Can you see the parallel in human nature? Many people push themselves along with artificial, polluting habits like stress, comfort food, caffeine, alcohol and lots more. This depletes their ground condition, and lowers their resilience to new challenges. The alternative is to nourish your ground condition, and value both roots and fruits.  As Lady Eve Balfour, an organic farming pioneer, put it: “Feed the soil, and the soil will feed the plant.”

The most common structural problem with soil is compaction. This means that the soil is too dense: air, water and warmth can’t circulate, and so fertility drops. I meet a lot of people I’d call compacted: you might call them uptight or tense. One benefit of the analogy is that if you really imagine you’re compacted earth, this can lead you to remedies. You may feel how you need to relax, open up to let resources in and feed your roots.

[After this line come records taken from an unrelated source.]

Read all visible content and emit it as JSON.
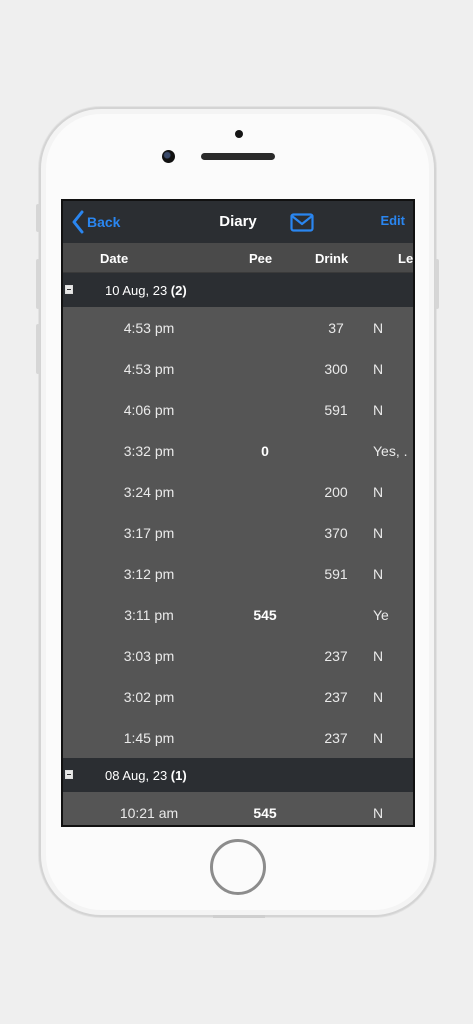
{
  "navbar": {
    "back_label": "Back",
    "title": "Diary",
    "edit_label": "Edit"
  },
  "columns": {
    "date": "Date",
    "pee": "Pee",
    "drink": "Drink",
    "leak": "Le"
  },
  "sections": [
    {
      "date": "10 Aug, 23",
      "count": "(2)",
      "rows": [
        {
          "time": "4:53 pm",
          "pee": "",
          "drink": "37",
          "leak": "N"
        },
        {
          "time": "4:53 pm",
          "pee": "",
          "drink": "300",
          "leak": "N"
        },
        {
          "time": "4:06 pm",
          "pee": "",
          "drink": "591",
          "leak": "N"
        },
        {
          "time": "3:32 pm",
          "pee": "0",
          "drink": "",
          "leak": "Yes, ."
        },
        {
          "time": "3:24 pm",
          "pee": "",
          "drink": "200",
          "leak": "N"
        },
        {
          "time": "3:17 pm",
          "pee": "",
          "drink": "370",
          "leak": "N"
        },
        {
          "time": "3:12 pm",
          "pee": "",
          "drink": "591",
          "leak": "N"
        },
        {
          "time": "3:11 pm",
          "pee": "545",
          "drink": "",
          "leak": "Ye"
        },
        {
          "time": "3:03 pm",
          "pee": "",
          "drink": "237",
          "leak": "N"
        },
        {
          "time": "3:02 pm",
          "pee": "",
          "drink": "237",
          "leak": "N"
        },
        {
          "time": "1:45 pm",
          "pee": "",
          "drink": "237",
          "leak": "N"
        }
      ]
    },
    {
      "date": "08 Aug, 23",
      "count": "(1)",
      "rows": [
        {
          "time": "10:21 am",
          "pee": "545",
          "drink": "",
          "leak": "N"
        }
      ]
    }
  ]
}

The other common problem in ground condition is waterlogging. In soil, this prevents air circulation and damps down fertility. In people, this is like being swamped by feelings, bogged down in emotions. To improve waterlogged soil, you often need a major intervention (like field drains), and the same can be true for waterlogged people: for example, counselling, or a change of circumstances.

Hopefully you can see how useful this analogy is for human wellbeing. Later Seeds will give you more help with nourishing your ground condition, for example with clean energy sources and composting. You can also find some useful resources on my website.

Nourish your roots: try the Tree Talk

This short exercise shows you the benefits of balancing your system and deepening your roots. A tree offers a beautifully simple model of harmony between three main elements, as shown below.

A gardener knows that these three parts of the system must be balanced. If the branches are too extensive, the tree is physically unstable and risks depletion, so the branches would need pruning. If the root system isn’t large enough to support the outputs you want, adding mulch and nutrients can help to reinforce it.

Branches – fruits: the network of branches carry leaves which capture sunlight and which breathe, transforming carbon dioxide into oxygen. And this is where fruits, blossom and other outputs are produced.

Trunk: the trunk has to combine stability and flexibility. It raises the crown, the higher branches, up to catch the light, but it must be able to bend with the wind. The trunk is the core of the tree, linking roots and branches.

Roots: the tree’s roots give it physical stability against high winds, by anchoring it broadly in the earth. And they give access to resources: the network of roots takes in moisture and nutrients from the soil.

The Tree Talk is simply imagining yourself like a tree, and seeing if these three elements of your system are in balance.  Be aware that the resources you take in and use are not only physical: you’re also drawing on emotional energy, such as appreciation, and inspirational energy, such as vision and hope.

Ideally, do this test outdoors, sitting or standing at the base of a tree. If that’s hard, at least picture a tree you like, with you beside it. Slowly imagine these three elements of your system in turn, from the roots up.

Your roots: do you have a good support network (inner resources, outer contacts) that give you stability in challenges? Does your ‘root network’ extend enough to draw in energy and nourishment to sustain your outputs?

Your trunk: the trunk represents the ways you use energy to create what you want. Are your ways effective, stable, and flexible?

Your branches/ fruits: do you feel your branches are overextended in relation to your roots and trunk, or could they support you producing more outputs, more fruit?

Use this test to see where your system may need balancing: for example, by nourishing your roots or pruning your branches.